Avoid burdening your child with your feelings
It’s understandable that your child’s behaviour might sting. However, keep in mind that a two-year-old is yet to develop true empathy and does not comprehend the depth of their actions’ impact on your feelings. So instead of expressing your hurt in a way that might overwhelm them, opt for a simpler, calm statement like “that didn’t make me feel good.”
Acknowledge their feelings, empathize, and reassure
It’s crucial to let your child know that their feelings are valid, no matter how much it hurts you. For instance, you might say, “It seems you wanted Grandpa to sit with you, and I understand that it’s tough for you when he can’t. But don’t worry, Grandpa will be back later, and until then, I’m here for you.”
Know when to compromise
While setting limits is important, there are instances when allowing your child to have their way could alleviate stress for everyone involved. So, if your toddler insists on your partner performing a task and it’s feasible, it might be worth considering. This doesn’t mean you’re encouraging bad habits; there’s always tomorrow for another try.

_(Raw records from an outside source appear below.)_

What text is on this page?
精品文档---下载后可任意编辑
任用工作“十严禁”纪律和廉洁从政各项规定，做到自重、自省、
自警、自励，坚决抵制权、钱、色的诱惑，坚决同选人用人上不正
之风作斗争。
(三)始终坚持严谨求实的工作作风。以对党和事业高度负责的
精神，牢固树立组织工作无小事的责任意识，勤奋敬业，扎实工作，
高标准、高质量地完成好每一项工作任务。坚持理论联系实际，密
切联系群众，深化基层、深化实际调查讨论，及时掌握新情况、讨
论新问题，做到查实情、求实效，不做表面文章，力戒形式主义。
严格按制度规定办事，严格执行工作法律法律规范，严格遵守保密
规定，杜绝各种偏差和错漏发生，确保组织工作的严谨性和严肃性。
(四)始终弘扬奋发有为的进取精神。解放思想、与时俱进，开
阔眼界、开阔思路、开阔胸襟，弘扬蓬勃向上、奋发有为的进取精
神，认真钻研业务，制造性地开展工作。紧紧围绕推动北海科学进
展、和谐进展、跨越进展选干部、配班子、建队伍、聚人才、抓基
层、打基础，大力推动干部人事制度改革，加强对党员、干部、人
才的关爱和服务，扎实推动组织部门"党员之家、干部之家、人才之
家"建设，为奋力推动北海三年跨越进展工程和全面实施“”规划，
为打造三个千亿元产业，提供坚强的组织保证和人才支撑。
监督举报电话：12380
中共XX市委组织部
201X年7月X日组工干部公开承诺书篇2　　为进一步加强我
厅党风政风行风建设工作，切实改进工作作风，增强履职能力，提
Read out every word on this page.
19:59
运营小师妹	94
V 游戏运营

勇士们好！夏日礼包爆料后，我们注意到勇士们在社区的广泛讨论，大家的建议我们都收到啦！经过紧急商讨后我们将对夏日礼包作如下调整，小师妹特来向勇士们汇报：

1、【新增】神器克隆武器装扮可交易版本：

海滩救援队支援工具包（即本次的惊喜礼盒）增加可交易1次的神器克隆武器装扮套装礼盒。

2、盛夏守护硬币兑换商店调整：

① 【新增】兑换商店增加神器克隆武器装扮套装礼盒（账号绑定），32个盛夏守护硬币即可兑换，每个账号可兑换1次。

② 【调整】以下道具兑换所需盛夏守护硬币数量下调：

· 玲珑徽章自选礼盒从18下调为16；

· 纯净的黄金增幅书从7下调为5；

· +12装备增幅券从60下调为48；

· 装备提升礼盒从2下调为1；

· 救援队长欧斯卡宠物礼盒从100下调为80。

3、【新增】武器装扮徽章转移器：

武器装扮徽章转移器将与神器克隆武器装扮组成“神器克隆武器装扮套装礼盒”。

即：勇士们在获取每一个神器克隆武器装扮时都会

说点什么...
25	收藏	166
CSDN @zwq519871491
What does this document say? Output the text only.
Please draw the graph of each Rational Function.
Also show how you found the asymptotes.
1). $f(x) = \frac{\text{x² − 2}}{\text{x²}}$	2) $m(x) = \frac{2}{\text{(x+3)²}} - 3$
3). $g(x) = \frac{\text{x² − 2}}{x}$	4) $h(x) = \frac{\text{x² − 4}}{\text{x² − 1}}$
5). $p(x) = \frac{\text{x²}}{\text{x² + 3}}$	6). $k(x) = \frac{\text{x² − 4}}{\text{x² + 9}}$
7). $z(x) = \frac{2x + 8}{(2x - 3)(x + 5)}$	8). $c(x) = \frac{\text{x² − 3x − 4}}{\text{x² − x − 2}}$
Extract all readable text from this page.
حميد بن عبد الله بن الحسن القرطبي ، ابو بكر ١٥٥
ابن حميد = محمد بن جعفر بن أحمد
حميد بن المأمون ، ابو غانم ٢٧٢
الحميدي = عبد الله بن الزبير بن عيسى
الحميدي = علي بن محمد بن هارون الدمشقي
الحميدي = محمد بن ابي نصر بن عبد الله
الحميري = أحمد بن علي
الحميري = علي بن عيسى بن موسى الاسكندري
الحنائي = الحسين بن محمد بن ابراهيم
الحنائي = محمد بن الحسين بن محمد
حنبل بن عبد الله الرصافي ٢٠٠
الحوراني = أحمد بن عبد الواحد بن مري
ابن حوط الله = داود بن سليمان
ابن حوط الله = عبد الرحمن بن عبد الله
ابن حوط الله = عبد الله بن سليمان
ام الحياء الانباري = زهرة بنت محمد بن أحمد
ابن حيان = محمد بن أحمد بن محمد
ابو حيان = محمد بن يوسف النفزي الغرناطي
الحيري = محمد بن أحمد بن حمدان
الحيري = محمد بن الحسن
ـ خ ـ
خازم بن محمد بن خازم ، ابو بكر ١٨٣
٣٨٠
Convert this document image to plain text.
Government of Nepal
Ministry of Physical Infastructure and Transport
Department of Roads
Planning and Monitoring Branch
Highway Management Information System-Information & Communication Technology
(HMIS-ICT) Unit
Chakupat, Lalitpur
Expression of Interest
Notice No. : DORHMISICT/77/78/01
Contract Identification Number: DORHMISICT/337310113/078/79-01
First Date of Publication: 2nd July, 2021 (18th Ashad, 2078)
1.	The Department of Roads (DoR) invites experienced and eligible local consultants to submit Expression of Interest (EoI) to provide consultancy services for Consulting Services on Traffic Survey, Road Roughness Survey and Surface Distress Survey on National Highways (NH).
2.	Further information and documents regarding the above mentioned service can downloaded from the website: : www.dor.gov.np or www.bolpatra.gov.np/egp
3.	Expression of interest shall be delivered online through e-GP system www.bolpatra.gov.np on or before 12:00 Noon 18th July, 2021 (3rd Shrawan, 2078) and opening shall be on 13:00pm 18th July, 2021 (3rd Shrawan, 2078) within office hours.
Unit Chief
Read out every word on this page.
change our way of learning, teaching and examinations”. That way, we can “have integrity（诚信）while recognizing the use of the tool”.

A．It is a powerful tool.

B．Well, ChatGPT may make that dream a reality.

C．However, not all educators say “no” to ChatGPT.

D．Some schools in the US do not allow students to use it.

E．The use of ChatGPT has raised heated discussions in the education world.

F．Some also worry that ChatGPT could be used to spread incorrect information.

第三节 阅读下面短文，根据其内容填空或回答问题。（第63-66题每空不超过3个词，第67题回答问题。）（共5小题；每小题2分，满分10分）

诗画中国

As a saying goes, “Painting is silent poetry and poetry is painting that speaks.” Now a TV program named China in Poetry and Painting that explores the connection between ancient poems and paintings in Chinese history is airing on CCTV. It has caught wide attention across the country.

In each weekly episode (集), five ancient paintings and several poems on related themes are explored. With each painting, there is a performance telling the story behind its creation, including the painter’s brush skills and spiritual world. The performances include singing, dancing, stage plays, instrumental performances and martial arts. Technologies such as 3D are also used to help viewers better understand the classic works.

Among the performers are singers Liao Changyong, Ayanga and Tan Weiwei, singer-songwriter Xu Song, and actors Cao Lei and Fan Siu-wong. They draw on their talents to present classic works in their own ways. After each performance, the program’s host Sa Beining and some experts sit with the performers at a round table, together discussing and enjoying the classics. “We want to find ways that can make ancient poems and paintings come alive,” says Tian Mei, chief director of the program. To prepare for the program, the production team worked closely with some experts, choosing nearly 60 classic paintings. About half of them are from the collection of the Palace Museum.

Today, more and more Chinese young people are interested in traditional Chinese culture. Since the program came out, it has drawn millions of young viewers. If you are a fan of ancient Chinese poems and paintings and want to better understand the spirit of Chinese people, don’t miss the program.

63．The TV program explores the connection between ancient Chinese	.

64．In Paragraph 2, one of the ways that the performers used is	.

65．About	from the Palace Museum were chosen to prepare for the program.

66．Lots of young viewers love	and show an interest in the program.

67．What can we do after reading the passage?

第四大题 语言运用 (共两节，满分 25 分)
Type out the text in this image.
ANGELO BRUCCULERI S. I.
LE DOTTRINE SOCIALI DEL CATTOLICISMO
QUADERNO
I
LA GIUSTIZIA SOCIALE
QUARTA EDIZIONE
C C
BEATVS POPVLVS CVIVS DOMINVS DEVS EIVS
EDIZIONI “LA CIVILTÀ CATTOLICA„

Plan solo time with each parent
It can be helpful to arrange individual time with each parent, especially if your child currently favours one over the other. A gentle suggestion could be, “Daddy is going to the store, so you and Mommy can have some special time together. Look, she has your favourite books ready to read with you.”
These behavioural shifts will ebb and flow as your child grows. The key to surviving this stage is patience and remaining available to your child as they navigate new behaviours, even when they hurt. Keep in mind, it’s only temporary.